Tiara Aliya Azzahra - detikNews
Senin, 28 Sep 2020 18:50 WIB
Polisi rilis kasus pelecehan di Bandara Soekarno-Hatta
Tersangka pelecehan di Bandara Soekarno-Hatta dipamerkan polisi. (Tiara Aliya/detikcom)
Kota Tangerang -

Kasus pelecehan perempuan saat rapid test di Bandara Soekarno-Hatta, viral di media sosial. Setelah mengetahui perbuatannya itu viral, tersangka EF langsung menonaktifkan akun media sosial hingga ponselnya.

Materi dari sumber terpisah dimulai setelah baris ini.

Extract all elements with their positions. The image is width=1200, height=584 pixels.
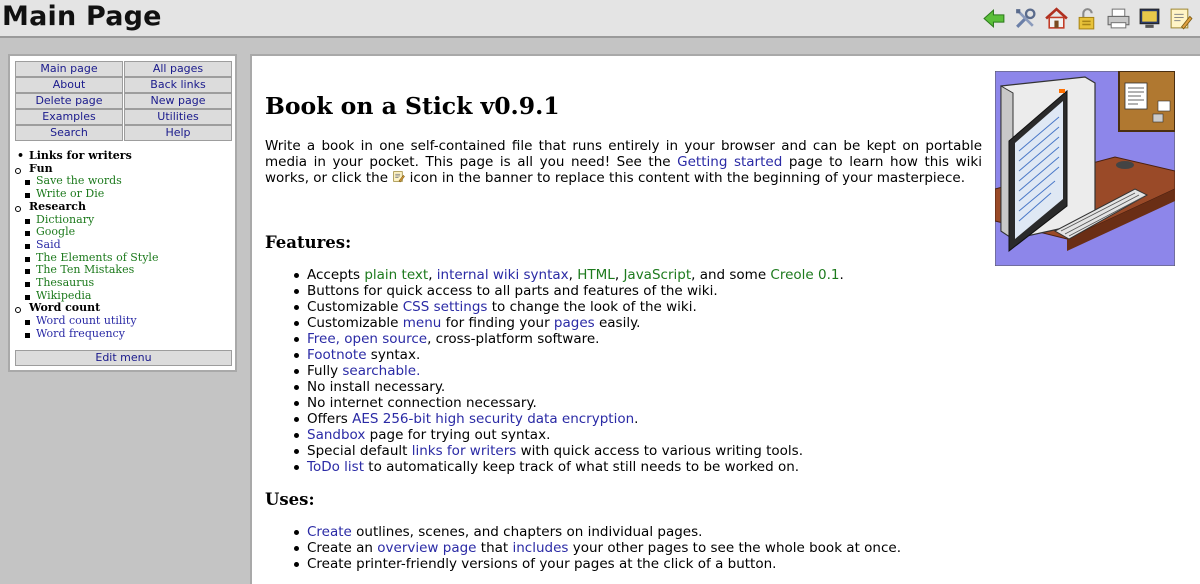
tree-root-label: Links for writers <box>29 149 132 162</box>
link-searchable[interactable]: searchable <box>342 363 416 379</box>
link-footnote[interactable]: Footnote <box>307 347 367 363</box>
menu-help[interactable]: Help <box>124 125 232 141</box>
tree-group-label: Fun <box>29 161 53 175</box>
list-item: Create outlines, scenes, and chapters on… <box>285 524 901 540</box>
menu-about[interactable]: About <box>15 77 123 93</box>
link-write-or-die[interactable]: Write or Die <box>36 187 104 200</box>
intro-paragraph: Write a book in one self-contained file … <box>265 138 982 186</box>
list-item: Fully searchable. <box>285 363 844 379</box>
list-item: No install necessary. <box>285 379 844 395</box>
link-creole[interactable]: Creole 0.1 <box>770 267 839 283</box>
list-item: Create an overview page that includes yo… <box>285 540 901 556</box>
list-item: Footnote syntax. <box>285 347 844 363</box>
link-sandbox[interactable]: Sandbox <box>307 427 365 443</box>
uses-list: Create outlines, scenes, and chapters on… <box>285 524 901 572</box>
link-internal-wiki-syntax[interactable]: internal wiki syntax <box>437 267 569 283</box>
edit-menu-button[interactable]: Edit menu <box>15 350 232 366</box>
menu-search[interactable]: Search <box>15 125 123 141</box>
list-item: Customizable CSS settings to change the … <box>285 299 844 315</box>
sidebar: Main page All pages About Back links Del… <box>8 54 237 372</box>
link-javascript[interactable]: JavaScript <box>623 267 691 283</box>
features-heading: Features: <box>265 233 352 252</box>
tree-group-label: Word count <box>29 301 101 315</box>
home-icon[interactable] <box>1043 5 1070 32</box>
list-item: Customizable menu for finding your pages… <box>285 315 844 331</box>
link-links-for-writers[interactable]: links for writers <box>412 443 517 459</box>
page-heading: Book on a Stick v0.9.1 <box>265 92 560 120</box>
link-elements-of-style[interactable]: The Elements of Style <box>36 251 158 264</box>
link-wikipedia[interactable]: Wikipedia <box>36 289 91 302</box>
intro-text-3: icon in the banner to replace this conte… <box>405 170 965 186</box>
back-icon[interactable] <box>981 5 1008 32</box>
menu-examples[interactable]: Examples <box>15 109 123 125</box>
list-item: ToDo list to automatically keep track of… <box>285 459 844 475</box>
link-html[interactable]: HTML <box>577 267 615 283</box>
monitor-icon[interactable] <box>1136 5 1163 32</box>
page-title: Main Page <box>2 1 162 32</box>
link-ten-mistakes[interactable]: The Ten Mistakes <box>36 263 134 276</box>
link-overview-page[interactable]: overview page <box>377 540 476 556</box>
lock-icon[interactable] <box>1074 5 1101 32</box>
link-aes-encryption[interactable]: AES 256-bit high security data encryptio… <box>352 411 634 427</box>
menu-new-page[interactable]: New page <box>124 93 232 109</box>
banner: Main Page <box>0 0 1200 38</box>
list-item: Free, open source, cross-platform softwa… <box>285 331 844 347</box>
menu-back-links[interactable]: Back links <box>124 77 232 93</box>
link-said[interactable]: Said <box>36 238 61 251</box>
list-item: Sandbox page for trying out syntax. <box>285 427 844 443</box>
link-word-frequency[interactable]: Word frequency <box>36 327 125 340</box>
list-item: No internet connection necessary. <box>285 395 844 411</box>
link-free[interactable]: Free <box>307 331 336 347</box>
link-pages[interactable]: pages <box>554 315 595 331</box>
list-item: Create printer-friendly versions of your… <box>285 556 901 572</box>
link-save-the-words[interactable]: Save the words <box>36 174 122 188</box>
link-word-count-utility[interactable]: Word count utility <box>36 314 137 327</box>
link-create[interactable]: Create <box>307 524 352 540</box>
link-css-settings[interactable]: CSS settings <box>403 299 488 315</box>
list-item: Offers AES 256-bit high security data en… <box>285 411 844 427</box>
list-item: Buttons for quick access to all parts an… <box>285 283 844 299</box>
link-dictionary[interactable]: Dictionary <box>36 213 94 226</box>
link-menu[interactable]: menu <box>403 315 442 331</box>
computer-desk-illustration <box>995 71 1175 266</box>
edit-icon[interactable] <box>392 170 406 183</box>
tree-group-label: Research <box>29 199 86 213</box>
link-todo-list[interactable]: ToDo list <box>307 459 364 475</box>
menu-main-page[interactable]: Main page <box>15 61 123 77</box>
menu-delete-page[interactable]: Delete page <box>15 93 123 109</box>
list-item: Accepts plain text, internal wiki syntax… <box>285 267 844 283</box>
link-plain-text[interactable]: plain text <box>364 267 428 283</box>
menu-utilities[interactable]: Utilities <box>124 109 232 125</box>
link-google[interactable]: Google <box>36 225 75 238</box>
print-icon[interactable] <box>1105 5 1132 32</box>
features-list: Accepts plain text, internal wiki syntax… <box>285 267 844 475</box>
list-item: Special default links for writers with q… <box>285 443 844 459</box>
uses-heading: Uses: <box>265 490 315 509</box>
link-includes[interactable]: includes <box>512 540 568 556</box>
menu-grid: Main page All pages About Back links Del… <box>15 61 232 141</box>
main-content: Book on a Stick v0.9.1 Write a book in o… <box>250 54 1200 584</box>
menu-all-pages[interactable]: All pages <box>124 61 232 77</box>
link-open-source[interactable]: open source <box>344 331 427 347</box>
toolbar <box>981 5 1194 32</box>
link-thesaurus[interactable]: Thesaurus <box>36 276 94 289</box>
edit-icon[interactable] <box>1167 5 1194 32</box>
links-tree: • Links for writers Fun Save the words Wr… <box>10 149 235 341</box>
link-getting-started[interactable]: Getting started <box>677 154 782 170</box>
tools-icon[interactable] <box>1012 5 1039 32</box>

"Setelah tanggal 18 (September) tanggal 18 (September) itu ramai di media sosial, langsung dia dimatikan semua dia punya akun-akun media sosial yang ada, termasuk handphonenya pun dia langsung matikan semuanya," kata Kabid Humas Polda Metro Kaya Kombes Yusri Yunus saat jumpa pers di Polres Kota Bandara Soekarno-Hatta, Kota Tangerang, Senin (28/9/2020).

Setelah menonaktifkan akun sosial medianya, EF pun mencoba melarikan diri ke Sumatera Utara. Dengan uang hasil pemerasan terhadap korban LHI, ia membeli tiket pesawat dan kabur ke kosan di Balige, Kabupaten Toba Samosir, Sumatera Utara.

"Setelah itu dia melarikan diri melalui darat ke Sumatera Utara. Itulah dia pakai biaya (pesawat), termasuk dikirim ke ibunya," ujarnya.

Seperti diketahui, saat ini EF telah ditetapkan sebagai tersangka dalam kasus penipuan, pemerasan, dan pelecehan di Bandara Soekarno-Hatta. Setelah kejadian itu viral di media sosial, EF ditangkap di Kecamatan Balige, Kabupaten Toba Samosir, Sumatera Utara, pada Jumat (25/9).

EF juga telah ditahan selama 20 hari sejak Sabtu, 26 September 2020. Polisi telah mengantongi sejumlah bukti dalam kasus itu.

"(Bukti-bukti pelecehan) hasil assessment P2TP2A Kabupaten Gianyar, rekaman CCTV, keterangan saksi," kata Kasat Reskrim Polres Metro Bandara Soekarno-Hatta AKP Alexander Yurikho dalam keterangan kepada detikcom, Senin (28/9/2020).

Saat ini polisi masih terus melakukan pendalaman terhadap tersangka. Termasuk mendalami apakah ada korban lain dari tersangka.